I have fallen out with my partner. Can I sell my share of the firm and what can I do to dispose of the practice and move on?
This is a nightmare situation for just about everybody concerned, whether you are the staff in that particular practice or the partner who has the problem with the other partner.
It is an occurrence we come across fairly regularly, with partners having mental health problems, turning to alcohol or drugs or simply deciding they don’t want to work anymore and wreaking havoc for their fellow partners.
We have come across practices that have been highly profitable and well established who are in great danger of collapse because one of the partners has ‘gone rogue’.
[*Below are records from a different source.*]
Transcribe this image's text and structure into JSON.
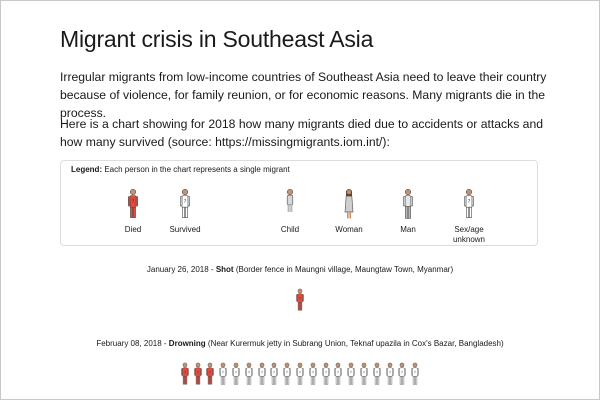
{
  "page": {
    "title": "Migrant crisis in Southeast Asia",
    "intro": "Irregular migrants from low-income countries of Southeast Asia need to leave their country because of violence, for family reunion, or for economic reasons. Many migrants die in the process.",
    "chart_intro": "Here is a chart showing for 2018 how many migrants died due to accidents or attacks and how many survived (source: https://missingmigrants.iom.int/):"
  },
  "legend": {
    "label": "Legend:",
    "caption": "Each person in the chart represents a single migrant",
    "items": [
      {
        "name": "died",
        "label": "Died",
        "icon": "person-died-icon"
      },
      {
        "name": "survived",
        "label": "Survived",
        "icon": "person-survived-icon"
      },
      {
        "name": "child",
        "label": "Child",
        "icon": "person-child-icon"
      },
      {
        "name": "woman",
        "label": "Woman",
        "icon": "person-woman-icon"
      },
      {
        "name": "man",
        "label": "Man",
        "icon": "person-man-icon"
      },
      {
        "name": "unknown",
        "label": "Sex/age unknown",
        "icon": "person-unknown-icon"
      }
    ]
  },
  "colors": {
    "died": "#e34a3c",
    "survived": "#ffffff",
    "skin": "#c8916a",
    "outline": "#555555",
    "text": "#1a1a1a"
  },
  "events": [
    {
      "date": "January 26, 2018",
      "separator": " - ",
      "cause": "Shot",
      "location": "(Border fence in Maungni village, Maungtaw Town, Myanmar)",
      "died": 1,
      "survived": 0
    },
    {
      "date": "February 08, 2018",
      "separator": " - ",
      "cause": "Drowning",
      "location": "(Near Kurermuk jetty in Subrang Union, Teknaf upazila in Cox's Bazar, Bangladesh)",
      "died": 3,
      "survived": 16
    }
  ]
}
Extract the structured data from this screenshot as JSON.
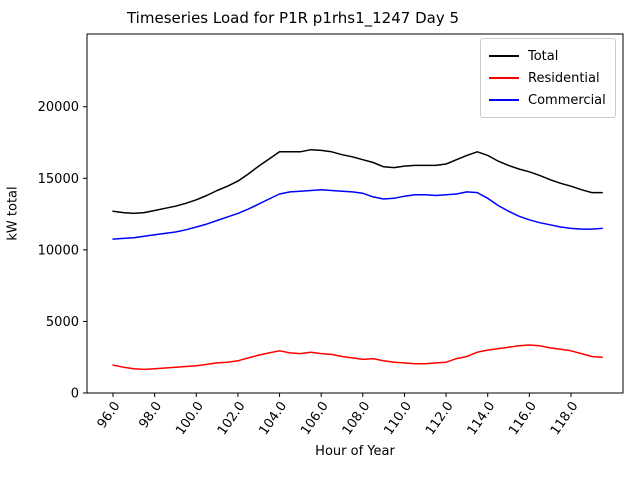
{
  "figure": {
    "background_color": "#ffffff",
    "accent_colors": {
      "total": "#000000",
      "residential": "#ff0000",
      "commercial": "#0000ff"
    }
  },
  "chart_data": {
    "type": "line",
    "title": "Timeseries Load for P1R p1rhs1_1247  Day 5",
    "xlabel": "Hour of Year",
    "ylabel": "kW total",
    "xlim": [
      94.75,
      120.5
    ],
    "ylim": [
      0,
      25080
    ],
    "grid": false,
    "legend_position": "upper right",
    "legend_entries": [
      "Total",
      "Residential",
      "Commercial"
    ],
    "xticks": [
      96,
      98,
      100,
      102,
      104,
      106,
      108,
      110,
      112,
      114,
      116,
      118
    ],
    "xtick_labels": [
      "96.0",
      "98.0",
      "100.0",
      "102.0",
      "104.0",
      "106.0",
      "108.0",
      "110.0",
      "112.0",
      "114.0",
      "116.0",
      "118.0"
    ],
    "yticks": [
      0,
      5000,
      10000,
      15000,
      20000
    ],
    "ytick_labels": [
      "0",
      "5000",
      "10000",
      "15000",
      "20000"
    ],
    "x": [
      96.0,
      96.5,
      97.0,
      97.5,
      98.0,
      98.5,
      99.0,
      99.5,
      100.0,
      100.5,
      101.0,
      101.5,
      102.0,
      102.5,
      103.0,
      103.5,
      104.0,
      104.5,
      105.0,
      105.5,
      106.0,
      106.5,
      107.0,
      107.5,
      108.0,
      108.5,
      109.0,
      109.5,
      110.0,
      110.5,
      111.0,
      111.5,
      112.0,
      112.5,
      113.0,
      113.5,
      114.0,
      114.5,
      115.0,
      115.5,
      116.0,
      116.5,
      117.0,
      117.5,
      118.0,
      118.5,
      119.0,
      119.5
    ],
    "series": [
      {
        "name": "Total",
        "color": "#000000",
        "values": [
          12700,
          12600,
          12550,
          12600,
          12750,
          12900,
          13050,
          13250,
          13500,
          13800,
          14150,
          14450,
          14800,
          15300,
          15850,
          16350,
          16850,
          16850,
          16850,
          17000,
          16950,
          16850,
          16650,
          16500,
          16300,
          16100,
          15800,
          15750,
          15850,
          15900,
          15900,
          15900,
          16000,
          16300,
          16600,
          16850,
          16600,
          16200,
          15900,
          15650,
          15450,
          15200,
          14900,
          14650,
          14450,
          14200,
          14000,
          14000
        ]
      },
      {
        "name": "Residential",
        "color": "#ff0000",
        "values": [
          1950,
          1800,
          1700,
          1650,
          1700,
          1750,
          1800,
          1850,
          1900,
          2000,
          2100,
          2150,
          2250,
          2450,
          2650,
          2800,
          2950,
          2800,
          2750,
          2850,
          2750,
          2700,
          2550,
          2450,
          2350,
          2400,
          2250,
          2150,
          2100,
          2050,
          2050,
          2100,
          2150,
          2400,
          2550,
          2850,
          3000,
          3100,
          3200,
          3300,
          3350,
          3300,
          3150,
          3050,
          2950,
          2750,
          2550,
          2500
        ]
      },
      {
        "name": "Commercial",
        "color": "#0000ff",
        "values": [
          10750,
          10800,
          10850,
          10950,
          11050,
          11150,
          11250,
          11400,
          11600,
          11800,
          12050,
          12300,
          12550,
          12850,
          13200,
          13550,
          13900,
          14050,
          14100,
          14150,
          14200,
          14150,
          14100,
          14050,
          13950,
          13700,
          13550,
          13600,
          13750,
          13850,
          13850,
          13800,
          13850,
          13900,
          14050,
          14000,
          13600,
          13100,
          12700,
          12350,
          12100,
          11900,
          11750,
          11600,
          11500,
          11450,
          11450,
          11500
        ]
      }
    ]
  }
}
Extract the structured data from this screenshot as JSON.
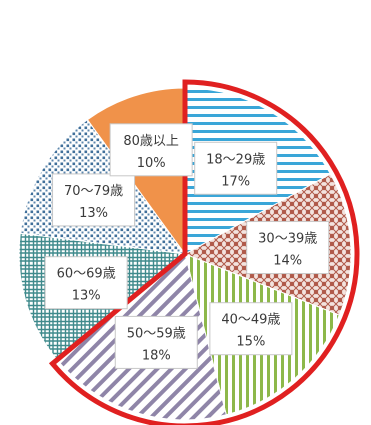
{
  "chart_data": {
    "type": "pie",
    "categories": [
      "18～29歳",
      "30～39歳",
      "40～49歳",
      "50～59歳",
      "60～69歳",
      "70～79歳",
      "80歳以上"
    ],
    "values": [
      17,
      14,
      15,
      18,
      13,
      13,
      10
    ],
    "value_labels": [
      "17%",
      "14%",
      "15%",
      "18%",
      "13%",
      "13%",
      "10%"
    ],
    "colors": [
      "#3aa6d8",
      "#b05a4a",
      "#8db84a",
      "#8f85a8",
      "#3f8a8c",
      "#3f6f9a",
      "#f0924a"
    ],
    "highlight": {
      "categories": [
        "18～29歳",
        "30～39歳",
        "40～49歳",
        "50～59歳"
      ],
      "color": "#e02020"
    },
    "start": "12 o'clock",
    "direction": "clockwise"
  }
}
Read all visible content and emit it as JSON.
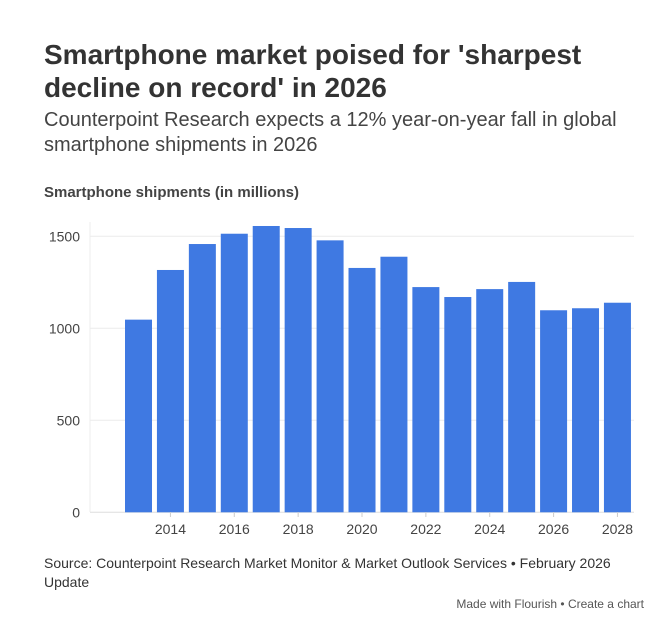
{
  "header": {
    "title": "Smartphone market poised for 'sharpest decline on record' in 2026",
    "subtitle": "Counterpoint Research expects a 12% year-on-year fall in global smartphone shipments in 2026"
  },
  "chart_data": {
    "type": "bar",
    "ylabel": "Smartphone shipments (in millions)",
    "categories": [
      2013,
      2014,
      2015,
      2016,
      2017,
      2018,
      2019,
      2020,
      2021,
      2022,
      2023,
      2024,
      2025,
      2026,
      2027,
      2028
    ],
    "values": [
      1047,
      1317,
      1458,
      1514,
      1556,
      1545,
      1478,
      1328,
      1389,
      1224,
      1170,
      1213,
      1252,
      1098,
      1109,
      1139
    ],
    "ylim": [
      0,
      1550
    ],
    "yticks": [
      0,
      500,
      1000,
      1500
    ],
    "xticks": [
      2014,
      2016,
      2018,
      2020,
      2022,
      2024,
      2026,
      2028
    ],
    "grid": true,
    "bar_color": "#3f79e2"
  },
  "source": "Source: Counterpoint Research Market Monitor & Market Outlook Services • February 2026 Update",
  "footer": {
    "made_with": "Made with Flourish",
    "separator": " • ",
    "create": "Create a chart"
  }
}
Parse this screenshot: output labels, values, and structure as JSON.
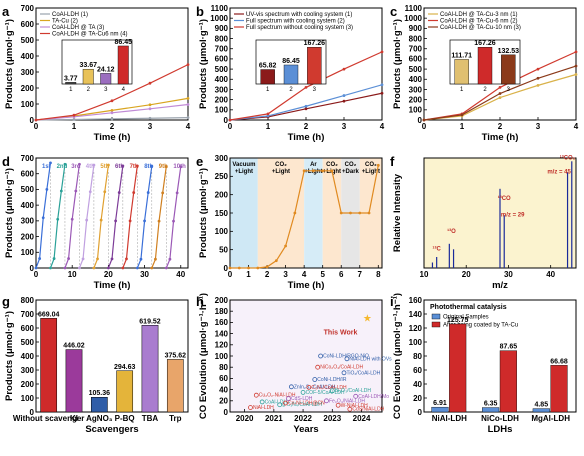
{
  "panels": {
    "a": "a",
    "b": "b",
    "c": "c",
    "d": "d",
    "e": "e",
    "f": "f",
    "g": "g",
    "h": "h",
    "i": "i"
  },
  "chart_data": [
    {
      "id": "a",
      "type": "line",
      "xlabel": "Time (h)",
      "ylabel": "Products (μmol·g⁻¹)",
      "xlim": [
        0,
        4
      ],
      "ylim": [
        0,
        700
      ],
      "xticks": [
        0,
        1,
        2,
        3,
        4
      ],
      "yticks": [
        0,
        100,
        200,
        300,
        400,
        500,
        600,
        700
      ],
      "legend_position": "top-left",
      "series": [
        {
          "name": "CoAl-LDH (1)",
          "color": "#9aa3ad",
          "x": [
            0,
            1,
            2,
            3,
            4
          ],
          "y": [
            0,
            3,
            7,
            11,
            15
          ]
        },
        {
          "name": "TA-Cu (2)",
          "color": "#d9a520",
          "x": [
            0,
            1,
            2,
            3,
            4
          ],
          "y": [
            0,
            25,
            60,
            95,
            135
          ]
        },
        {
          "name": "CoAl-LDH @ TA (3)",
          "color": "#c08bd6",
          "x": [
            0,
            1,
            2,
            3,
            4
          ],
          "y": [
            0,
            20,
            45,
            70,
            97
          ]
        },
        {
          "name": "CoAl-LDH @ TA-Cu6 nm (4)",
          "color": "#d03a2f",
          "x": [
            0,
            1,
            2,
            3,
            4
          ],
          "y": [
            0,
            30,
            120,
            230,
            346
          ]
        }
      ],
      "inset": {
        "type": "bar",
        "categories": [
          "1",
          "2",
          "3",
          "4"
        ],
        "values": [
          3.77,
          33.67,
          24.12,
          86.45
        ],
        "labels": [
          "3.77",
          "33.67",
          "24.12",
          "86.45"
        ],
        "colors": [
          "#4a4a4a",
          "#e8c25a",
          "#9b6dbf",
          "#cf2a2a"
        ],
        "ylim": [
          0,
          100
        ]
      }
    },
    {
      "id": "b",
      "type": "line",
      "xlabel": "Time (h)",
      "ylabel": "Products (μmol·g⁻¹)",
      "xlim": [
        0,
        4
      ],
      "ylim": [
        0,
        1100
      ],
      "xticks": [
        0,
        1,
        2,
        3,
        4
      ],
      "yticks": [
        0,
        100,
        200,
        300,
        400,
        500,
        600,
        700,
        800,
        900,
        1000,
        1100
      ],
      "legend_position": "top-left",
      "series": [
        {
          "name": "UV-vis spectrum with cooling system (1)",
          "color": "#8b1a1a",
          "x": [
            0,
            1,
            2,
            3,
            4
          ],
          "y": [
            0,
            30,
            110,
            185,
            263
          ]
        },
        {
          "name": "Full spectrum with cooling system (2)",
          "color": "#5b8fd6",
          "x": [
            0,
            1,
            2,
            3,
            4
          ],
          "y": [
            0,
            40,
            135,
            240,
            346
          ]
        },
        {
          "name": "Full spectrum without cooling system (3)",
          "color": "#d03a2f",
          "x": [
            0,
            1,
            2,
            3,
            4
          ],
          "y": [
            0,
            60,
            320,
            500,
            669
          ]
        }
      ],
      "inset": {
        "type": "bar",
        "categories": [
          "1",
          "2",
          "3"
        ],
        "values": [
          65.82,
          86.45,
          167.26
        ],
        "labels": [
          "65.82",
          "86.45",
          "167.26"
        ],
        "colors": [
          "#8b1a1a",
          "#5b8fd6",
          "#d03a2f"
        ],
        "ylim": [
          0,
          200
        ]
      }
    },
    {
      "id": "c",
      "type": "line",
      "xlabel": "Time (h)",
      "ylabel": "Products (μmol·g⁻¹)",
      "xlim": [
        0,
        4
      ],
      "ylim": [
        0,
        1100
      ],
      "xticks": [
        0,
        1,
        2,
        3,
        4
      ],
      "yticks": [
        0,
        100,
        200,
        300,
        400,
        500,
        600,
        700,
        800,
        900,
        1000,
        1100
      ],
      "legend_position": "top-left",
      "series": [
        {
          "name": "CoAl-LDH @ TA-Cu-3 nm (1)",
          "color": "#d9b24a",
          "x": [
            0,
            1,
            2,
            3,
            4
          ],
          "y": [
            0,
            40,
            220,
            340,
            447
          ]
        },
        {
          "name": "CoAl-LDH @ TA-Cu-6 nm (2)",
          "color": "#d03a2f",
          "x": [
            0,
            1,
            2,
            3,
            4
          ],
          "y": [
            0,
            60,
            320,
            500,
            669
          ]
        },
        {
          "name": "CoAl-LDH @ TA-Cu-10 nm (3)",
          "color": "#8b3a1a",
          "x": [
            0,
            1,
            2,
            3,
            4
          ],
          "y": [
            0,
            50,
            260,
            410,
            530
          ]
        }
      ],
      "inset": {
        "type": "bar",
        "categories": [
          "1",
          "2",
          "3"
        ],
        "values": [
          111.71,
          167.26,
          132.53
        ],
        "labels": [
          "111.71",
          "167.26",
          "132.53"
        ],
        "colors": [
          "#e0c070",
          "#cf2a2a",
          "#8b3a1a"
        ],
        "ylim": [
          0,
          200
        ]
      }
    },
    {
      "id": "d",
      "type": "line",
      "xlabel": "Time (h)",
      "ylabel": "Products (μmol·g⁻¹)",
      "xlim": [
        0,
        42
      ],
      "ylim": [
        0,
        700
      ],
      "xticks": [
        0,
        10,
        20,
        30,
        40
      ],
      "yticks": [
        0,
        100,
        200,
        300,
        400,
        500,
        600,
        700
      ],
      "cycle_labels": [
        {
          "text": "1st",
          "color": "#3a6fd8"
        },
        {
          "text": "2nd",
          "color": "#2aa198"
        },
        {
          "text": "3rd",
          "color": "#9b59b6"
        },
        {
          "text": "4th",
          "color": "#c0a0e0"
        },
        {
          "text": "5th",
          "color": "#e0a030"
        },
        {
          "text": "6th",
          "color": "#7d3c98"
        },
        {
          "text": "7th",
          "color": "#d03a2f"
        },
        {
          "text": "8th",
          "color": "#3a6fd8"
        },
        {
          "text": "9th",
          "color": "#d08020"
        },
        {
          "text": "10th",
          "color": "#9b59b6"
        }
      ],
      "cycles": [
        {
          "x": [
            0,
            1,
            2,
            3,
            4
          ],
          "y": [
            0,
            60,
            320,
            500,
            669
          ]
        },
        {
          "x": [
            4,
            5,
            6,
            7,
            8
          ],
          "y": [
            0,
            60,
            310,
            490,
            660
          ]
        },
        {
          "x": [
            8,
            9,
            10,
            11,
            12
          ],
          "y": [
            0,
            60,
            310,
            490,
            660
          ]
        },
        {
          "x": [
            12,
            13,
            14,
            15,
            16
          ],
          "y": [
            0,
            58,
            305,
            485,
            655
          ]
        },
        {
          "x": [
            16,
            17,
            18,
            19,
            20
          ],
          "y": [
            0,
            58,
            305,
            485,
            655
          ]
        },
        {
          "x": [
            20,
            21,
            22,
            23,
            24
          ],
          "y": [
            0,
            58,
            300,
            480,
            650
          ]
        },
        {
          "x": [
            24,
            25,
            26,
            27,
            28
          ],
          "y": [
            0,
            58,
            300,
            480,
            650
          ]
        },
        {
          "x": [
            28,
            29,
            30,
            31,
            32
          ],
          "y": [
            0,
            56,
            300,
            480,
            648
          ]
        },
        {
          "x": [
            32,
            33,
            34,
            35,
            36
          ],
          "y": [
            0,
            56,
            298,
            478,
            645
          ]
        },
        {
          "x": [
            36,
            37,
            38,
            39,
            40
          ],
          "y": [
            0,
            56,
            298,
            478,
            645
          ]
        }
      ]
    },
    {
      "id": "e",
      "type": "line",
      "xlabel": "Time (h)",
      "ylabel": "Products (μmol·g⁻¹)",
      "xlim": [
        0,
        8.2
      ],
      "ylim": [
        0,
        300
      ],
      "xticks": [
        0,
        1,
        2,
        3,
        4,
        5,
        6,
        7,
        8
      ],
      "yticks": [
        0,
        50,
        100,
        150,
        200,
        250,
        300
      ],
      "bands": [
        {
          "from": 0,
          "to": 1.5,
          "color": "#cfe8f5",
          "label": "Vacuum\n+Light"
        },
        {
          "from": 1.5,
          "to": 4,
          "color": "#fde7cf",
          "label": "CO₂\n+Light"
        },
        {
          "from": 4,
          "to": 5,
          "color": "#d6ecf7",
          "label": "Ar\n+Light"
        },
        {
          "from": 5,
          "to": 6,
          "color": "#fde7cf",
          "label": "CO₂\n+Light"
        },
        {
          "from": 6,
          "to": 7,
          "color": "#e6e6e6",
          "label": "CO₂\n+Dark"
        },
        {
          "from": 7,
          "to": 8.2,
          "color": "#fde7cf",
          "label": "CO₂\n+Light"
        }
      ],
      "series": [
        {
          "name": "",
          "color": "#e08a20",
          "x": [
            0,
            0.5,
            1,
            1.5,
            2,
            2.5,
            3,
            3.5,
            4,
            4.5,
            5,
            5.5,
            6,
            6.5,
            7,
            7.5,
            8
          ],
          "y": [
            0,
            0,
            0,
            0,
            3,
            20,
            60,
            150,
            265,
            265,
            265,
            265,
            150,
            150,
            150,
            150,
            280
          ]
        }
      ]
    },
    {
      "id": "f",
      "type": "bar",
      "xlabel": "m/z",
      "ylabel": "Relative Intensity",
      "xlim": [
        10,
        46
      ],
      "ylim": [
        0,
        1
      ],
      "xticks": [
        10,
        20,
        30,
        40
      ],
      "peaks": [
        {
          "x": 12,
          "h": 0.05
        },
        {
          "x": 13,
          "h": 0.1
        },
        {
          "x": 16,
          "h": 0.22
        },
        {
          "x": 17,
          "h": 0.17
        },
        {
          "x": 28,
          "h": 0.72
        },
        {
          "x": 29,
          "h": 0.48
        },
        {
          "x": 44,
          "h": 0.87
        },
        {
          "x": 45,
          "h": 0.97
        }
      ],
      "annotations": [
        {
          "text": "¹³C",
          "x": 13,
          "h": 0.14
        },
        {
          "text": "¹³O",
          "x": 16.5,
          "h": 0.3
        },
        {
          "text": "¹³CO",
          "x": 29,
          "h": 0.6
        },
        {
          "text": "m/z = 29",
          "x": 31,
          "h": 0.45
        },
        {
          "text": "¹³CO₂",
          "x": 44,
          "h": 0.97
        },
        {
          "text": "m/z = 45",
          "x": 42,
          "h": 0.84
        }
      ]
    },
    {
      "id": "g",
      "type": "bar",
      "xlabel": "Scavengers",
      "ylabel": "Products (μmol·g⁻¹)",
      "ylim": [
        0,
        800
      ],
      "yticks": [
        0,
        100,
        200,
        300,
        400,
        500,
        600,
        700,
        800
      ],
      "categories": [
        "Without scavenger",
        "KI",
        "AgNO₃",
        "P-BQ",
        "TBA",
        "Trp"
      ],
      "values": [
        669.04,
        446.02,
        105.36,
        294.63,
        619.52,
        375.62
      ],
      "labels": [
        "669.04",
        "446.02",
        "105.36",
        "294.63",
        "619.52",
        "375.62"
      ],
      "colors": [
        "#cf2a2a",
        "#9b3a9b",
        "#2f5da8",
        "#e4b43a",
        "#a97ccf",
        "#e8a56a"
      ],
      "patterns": [
        "solid",
        "hatch",
        "solid",
        "hatch",
        "solid",
        "hatch"
      ]
    },
    {
      "id": "h",
      "type": "scatter",
      "xlabel": "Years",
      "ylabel": "CO Evolution (μmol·g⁻¹·h⁻¹)",
      "xlim": [
        2019.5,
        2024.7
      ],
      "ylim": [
        0,
        200
      ],
      "xticks": [
        2020,
        2021,
        2022,
        2023,
        2024
      ],
      "yticks": [
        0,
        20,
        40,
        60,
        80,
        100,
        120,
        140,
        160,
        180,
        200
      ],
      "highlight": {
        "text": "This Work",
        "x": 2024.2,
        "y": 167
      },
      "points": [
        {
          "x": 2020.2,
          "y": 8,
          "label": "NiAl-LDH",
          "color": "#d03a2f"
        },
        {
          "x": 2020.4,
          "y": 30,
          "label": "Cu₂O₂-NiAl-LDH",
          "color": "#d03a2f"
        },
        {
          "x": 2020.6,
          "y": 18,
          "label": "CoAl-LDH",
          "color": "#2aa198"
        },
        {
          "x": 2021.2,
          "y": 13,
          "label": "g-C₃N₄/CoAl-LDH",
          "color": "#2aa198"
        },
        {
          "x": 2021.4,
          "y": 16,
          "label": "Co-Ni-LDH@CN",
          "color": "#d03a2f"
        },
        {
          "x": 2021.5,
          "y": 24,
          "label": "CdS-LDH",
          "color": "#9b59b6"
        },
        {
          "x": 2021.6,
          "y": 45,
          "label": "ZnIn₂S₄-CoAl-LDH",
          "color": "#2f5da8"
        },
        {
          "x": 2022.0,
          "y": 35,
          "label": "COF-5/CoAl-LDH",
          "color": "#2aa198"
        },
        {
          "x": 2022.2,
          "y": 44,
          "label": "C₃N₄/CoAl-LDH",
          "color": "#d03a2f"
        },
        {
          "x": 2022.4,
          "y": 58,
          "label": "CoNi-LDH/IR",
          "color": "#2f5da8"
        },
        {
          "x": 2022.5,
          "y": 80,
          "label": "NiCo₂O₄/CoAl-LDH",
          "color": "#d03a2f"
        },
        {
          "x": 2022.6,
          "y": 100,
          "label": "CoNi-LDH/RGO-NiO",
          "color": "#2f5da8"
        },
        {
          "x": 2022.8,
          "y": 20,
          "label": "Fe₃O₄/NiAl-LDH",
          "color": "#9b59b6"
        },
        {
          "x": 2023.0,
          "y": 38,
          "label": "Bi₂O₃/CoAl-LDH",
          "color": "#2aa198"
        },
        {
          "x": 2023.2,
          "y": 12,
          "label": "W-NiAl-LDH",
          "color": "#d03a2f"
        },
        {
          "x": 2023.4,
          "y": 70,
          "label": "TiO₂/CoAl-LDH",
          "color": "#2f5da8"
        },
        {
          "x": 2023.5,
          "y": 95,
          "label": "NiAl-LDH with OVs",
          "color": "#2f5da8"
        },
        {
          "x": 2023.6,
          "y": 5,
          "label": "CdS/NiAl-LDH",
          "color": "#d03a2f"
        },
        {
          "x": 2023.8,
          "y": 28,
          "label": "CoAl-LDH/Mo",
          "color": "#9b59b6"
        }
      ]
    },
    {
      "id": "i",
      "type": "bar",
      "title": "Photothermal catalysis",
      "xlabel": "LDHs",
      "ylabel": "CO Evolution (μmol·g⁻¹·h⁻¹)",
      "ylim": [
        0,
        160
      ],
      "yticks": [
        0,
        20,
        40,
        60,
        80,
        100,
        120,
        140,
        160
      ],
      "categories": [
        "NiAl-LDH",
        "NiCo-LDH",
        "MgAl-LDH"
      ],
      "legend_position": "top-right",
      "series": [
        {
          "name": "Original Samples",
          "color": "#5b8fd6",
          "values": [
            6.91,
            6.35,
            4.85
          ],
          "labels": [
            "6.91",
            "6.35",
            "4.85"
          ]
        },
        {
          "name": "After being coated by TA-Cu",
          "color": "#cf2a2a",
          "values": [
            125.75,
            87.65,
            66.68
          ],
          "labels": [
            "125.75",
            "87.65",
            "66.68"
          ]
        }
      ]
    }
  ]
}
This is not an easy situation to extract yourself from and there are no simple solutions. One way of sorting this out is to try and get rid of the problematical partner as quietly and quickly as possible so that you can salvage some value from the remainder of the business and not let that particular person affect your work or the work of your colleagues anymore.
This is extremely difficult of course, because partners who fall out tend not to be on speaking terms and want to be as awkward as possible to each other, in the same way as a divorcing couple, which means that discussions are never easy to have. The partner you are trying to oust may not think there is anything wrong at all and wonder why the other partners are trying to get rid of them. Similarly, the partners remaining may find it quite hard to get out of the situation without damaging their work because of the potential for litigation.
There tend to be a few options, but one of them is definitely not that you can simply sell your share of the partnership to someone else. Whilst I guess this is theoretically possible, I have yet to see anybody who would want to go into partnership in a situation where the partners have fallen out and there is not much communication going on between them.
From the other partner’s perspective, why would they want to go into business with someone they hardly know? It is an impossible situation from both angles. Speak to your legal advisers about extracting yourself or dissolving the partnership and then give it a little while before looking to sell your part of the business.
I appreciate this is probably not the advice that you want to read but this is not an easy situation to be in.